1

I working on scrapping microsoft website where i want to fetch sql product name such as "SQL Version 2012" using their version "11.0.6607.3".

Basically I want to search for their product name using their Version. Help me with powershell using invoke-webrequest.

Thanks in Advance

This is what I have tried

$url = "https://learn.microsoft.com/en-us/troubleshoot/sql/releases/download-and-install-latest-updates"
$html.content = Invoke-WebRequest  -Uri $url

# Find the table rows (tr) in the HTML
$rows = ($html.content).ParsedHtml.getElementsByTagName('tr')

# Define the version number to search for
$searchVersion = '11.0.5058.0'

# Loop through the rows and find the matching version number
foreach ($row in $rows) {
    $cells = $row.getElementsByTagName('td')
    if ($cells.Count -gt 1 -and $cells[1].innerText -match $searchVersion) {
        # The version number is found in the second cell of the row
        # Output the SQL Server version from the first cell of the same row
        Write-Output $cells[0].innerText
        break  # Exit the loop after the first match is found
    }
}
scode123
  • 49
  • 4
  • This site works best when you post code you've already written and describe what isn't working - e.g. an error or unexpected results. Open ended questions like "help me write this functionality" tend to get downvoted and closed - have a read of https://stackoverflow.com/help/how-to-ask to see how you can improve your question and make it more likely to get a helpful response... – mclayton Mar 31 '23 at 10:43
  • What website are you scrapping? – jdweng Mar 31 '23 at 10:49
  • @jdweng. "https://learn.microsoft.com/en-us/troubleshoot/sql/releases/download-and-install-latest-updates" this is website what i am trying – scode123 Mar 31 '23 at 10:56

1 Answers1

1

Here's a quick and dirty way to do it (with no error handling) that works with that url today, but it's brittle and might break if the page layout changes...
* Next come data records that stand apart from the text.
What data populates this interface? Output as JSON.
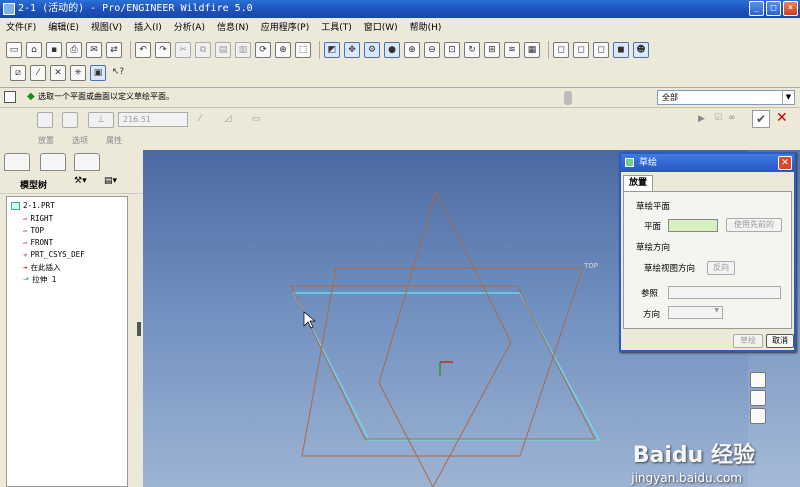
{
  "window": {
    "title": "2-1 (活动的) - Pro/ENGINEER Wildfire 5.0",
    "minimize": "_",
    "maximize": "□",
    "close": "×"
  },
  "menu": [
    "文件(F)",
    "编辑(E)",
    "视图(V)",
    "插入(I)",
    "分析(A)",
    "信息(N)",
    "应用程序(P)",
    "工具(T)",
    "窗口(W)",
    "帮助(H)"
  ],
  "prompt": {
    "message": "选取一个平面或曲面以定义草绘平面。",
    "filter": "全部"
  },
  "dashboard": {
    "depth_value": "216.51",
    "tabs": [
      "放置",
      "选项",
      "属性"
    ]
  },
  "navigator": {
    "title": "模型树",
    "items": [
      {
        "label": "2-1.PRT"
      },
      {
        "label": "RIGHT"
      },
      {
        "label": "TOP"
      },
      {
        "label": "FRONT"
      },
      {
        "label": "PRT_CSYS_DEF"
      },
      {
        "label": "在此插入"
      },
      {
        "label": "拉伸 1"
      }
    ]
  },
  "canvas": {
    "plane_label": "TOP"
  },
  "dialog": {
    "title": "草绘",
    "tab": "放置",
    "section_plane": "草绘平面",
    "plane_label": "平面",
    "use_previous": "使用先前的",
    "section_orientation": "草绘方向",
    "view_direction": "草绘视图方向",
    "flip": "反向",
    "reference": "参照",
    "direction": "方向",
    "sketch_btn": "草绘",
    "cancel_btn": "取消"
  },
  "watermark": {
    "brand": "Baidu 经验",
    "url": "jingyan.baidu.com"
  }
}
$url = "https://learn.microsoft.com/en-us/troubleshoot/sql/releases/download-and-install-latest-updates";

$html = (Invoke-WebRequest -Uri $url -UseBasicParsing).Content;

$searchVersion = "11.0.5058.0";

# find the version text
$index = $html.IndexOf($searchVersion);

# find the start of the containing "<tr>"
$tr = $html.LastIndexOf("<tr>", $index);

# find the text inside the following "<strong>...</strong>"
$start = $html.IndexOf("<strong>", $tr) + "<strong>".Length;
$end = $html.IndexOf("</strong>", $tr);
$name = $html.Substring($start, $end - $start);

$name
# SQL Server 2012

It would probably be better to use a proper HTML parser library like the HTML Agility Pack, but for a simple use case like this it's probably enough to just do it with basic string searches.

Note that the ParsedHtml property isn't available in PowerShell "Core" so if you're writing new code it's more future-proof if you avoid using it and add the -UseBasicParsing switch, even if you're targeting Windows PowerShell at the moment.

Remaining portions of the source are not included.